God, Reason and Religion, the title of Steven M. Cahn’s book, fit uneasily together. Or so it would seem. Cahn, a philosophy professor, collected together in this little book a set of sixteen short, provocative essays keyed to major topics of the philosophy of religion. I’m always skeptical when I see Reason and Religion together on a book cover. It seems like an unholy plotting is going on. Perhaps it’s because those of us who study religion are often classed together with those who use slipshod techniques to “study” a subject they’ve already made up their minds about. Any scientist who’s seriously tried to learn Akkadian might have to reevaluate that premise. Happily, Cahn is not trying to promote such an idea. He states in the introduction, “My conclusions may be surprising, for although I am not a traditional theist, I find much to admire in a religious life, so long as its beliefs and practices do not violate the methods and results of scientific inquiry.” For books with Reason and Religion on the cover, that can be quite a concession.
One of the biggest faults of religions is their lack of introspection. That is a gross generalization, I know, but there is truth in it. Most religions have been severely challenged by the empirical method. Reason, it turns out, can explain most of what required one—or a multitude of—god(s) to accomplish. At the same time, religion makes people feel secure and happy. My experience of science has often been enlightening, but decidedly prickly. I’m sure I’m not the only one. Nevertheless, Cahn takes the reader through a maze of ways to think about religions from different angles. What is the tie between religion and ethics? How do we tell a good deity from a bad one? What is faith and is it a safe bet? Do miracles happen? These kinds of questions, when viewed rationally, don’t always have the dreadful results so often feared. So maybe the laws of physics aren’t violated, but that doesn’t mean you have to stop praying. Did I mention that Cahn makes concessions?

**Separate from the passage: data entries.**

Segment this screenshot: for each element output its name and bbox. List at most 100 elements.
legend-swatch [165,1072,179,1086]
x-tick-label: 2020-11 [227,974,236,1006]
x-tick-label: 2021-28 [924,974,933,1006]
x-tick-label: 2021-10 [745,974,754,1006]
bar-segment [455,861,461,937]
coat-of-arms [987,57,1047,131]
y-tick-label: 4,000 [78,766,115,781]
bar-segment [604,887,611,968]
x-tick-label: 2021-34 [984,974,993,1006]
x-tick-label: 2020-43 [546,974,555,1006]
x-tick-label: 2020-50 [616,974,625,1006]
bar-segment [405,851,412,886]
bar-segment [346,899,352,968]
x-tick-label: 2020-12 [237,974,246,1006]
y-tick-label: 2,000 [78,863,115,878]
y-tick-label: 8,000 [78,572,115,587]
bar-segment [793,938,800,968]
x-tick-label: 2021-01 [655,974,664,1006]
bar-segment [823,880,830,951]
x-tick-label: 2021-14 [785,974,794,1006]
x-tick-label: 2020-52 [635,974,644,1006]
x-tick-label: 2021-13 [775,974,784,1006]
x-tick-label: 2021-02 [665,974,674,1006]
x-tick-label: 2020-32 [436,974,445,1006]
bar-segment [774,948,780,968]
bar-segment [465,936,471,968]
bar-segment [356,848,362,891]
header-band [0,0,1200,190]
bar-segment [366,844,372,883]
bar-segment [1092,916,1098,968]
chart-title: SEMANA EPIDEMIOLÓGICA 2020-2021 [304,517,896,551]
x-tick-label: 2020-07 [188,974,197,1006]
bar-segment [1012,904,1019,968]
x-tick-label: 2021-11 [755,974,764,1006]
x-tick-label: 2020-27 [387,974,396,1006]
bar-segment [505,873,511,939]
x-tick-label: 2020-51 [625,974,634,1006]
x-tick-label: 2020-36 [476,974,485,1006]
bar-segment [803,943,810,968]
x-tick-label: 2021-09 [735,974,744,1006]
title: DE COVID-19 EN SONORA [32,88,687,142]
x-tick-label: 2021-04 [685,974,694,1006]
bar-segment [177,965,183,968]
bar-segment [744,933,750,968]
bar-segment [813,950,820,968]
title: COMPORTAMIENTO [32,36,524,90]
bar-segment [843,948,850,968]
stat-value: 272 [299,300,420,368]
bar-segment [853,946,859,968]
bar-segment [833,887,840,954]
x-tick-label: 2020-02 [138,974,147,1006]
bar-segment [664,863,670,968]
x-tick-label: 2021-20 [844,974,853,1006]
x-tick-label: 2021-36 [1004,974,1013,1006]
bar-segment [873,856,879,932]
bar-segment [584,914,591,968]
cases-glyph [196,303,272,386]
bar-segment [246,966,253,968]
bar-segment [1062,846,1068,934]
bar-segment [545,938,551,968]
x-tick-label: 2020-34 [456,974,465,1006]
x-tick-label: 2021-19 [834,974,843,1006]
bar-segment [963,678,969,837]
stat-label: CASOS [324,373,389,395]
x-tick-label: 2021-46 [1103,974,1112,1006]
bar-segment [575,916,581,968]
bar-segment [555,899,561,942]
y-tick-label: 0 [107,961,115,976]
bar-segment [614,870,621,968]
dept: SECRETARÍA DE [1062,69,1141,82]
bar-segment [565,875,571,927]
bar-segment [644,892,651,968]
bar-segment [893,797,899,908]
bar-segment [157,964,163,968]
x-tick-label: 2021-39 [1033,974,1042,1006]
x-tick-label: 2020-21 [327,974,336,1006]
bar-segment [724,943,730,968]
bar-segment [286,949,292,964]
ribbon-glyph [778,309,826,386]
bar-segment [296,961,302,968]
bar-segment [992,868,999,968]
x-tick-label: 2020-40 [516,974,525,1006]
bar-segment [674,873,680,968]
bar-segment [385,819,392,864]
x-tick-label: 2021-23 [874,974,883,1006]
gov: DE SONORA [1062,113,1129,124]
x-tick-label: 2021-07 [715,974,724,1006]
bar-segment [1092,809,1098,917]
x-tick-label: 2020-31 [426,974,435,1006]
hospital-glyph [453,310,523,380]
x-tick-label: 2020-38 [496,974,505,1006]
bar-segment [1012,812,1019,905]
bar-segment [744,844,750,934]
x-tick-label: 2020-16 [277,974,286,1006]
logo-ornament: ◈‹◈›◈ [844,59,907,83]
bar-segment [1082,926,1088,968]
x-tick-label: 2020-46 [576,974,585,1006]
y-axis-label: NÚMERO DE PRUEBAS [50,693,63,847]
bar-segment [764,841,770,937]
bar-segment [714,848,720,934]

We are the cultural children of our logical, Greek forebears. They taught us to trust our reason and we’ve developed that to a high skill. Yet reason has its limits. Consider the Republican Party, for instance. Or Snooki. In life not everything adds up. Facing their final moments, few have the fortitude to keep their thoughts purely on the rational. What lies beyond we just don’t know. Science has no way of answering. So Reason and Religion should get along. There may be more than one way of knowing, and some things in our world may bridge that deep gulf between Reason and Religion. That bridge may sometimes be difficult to find. If you decide to seek it out, however, I would recommend taking Cahn along for some good reading. Even the most serious search must offer some concessions.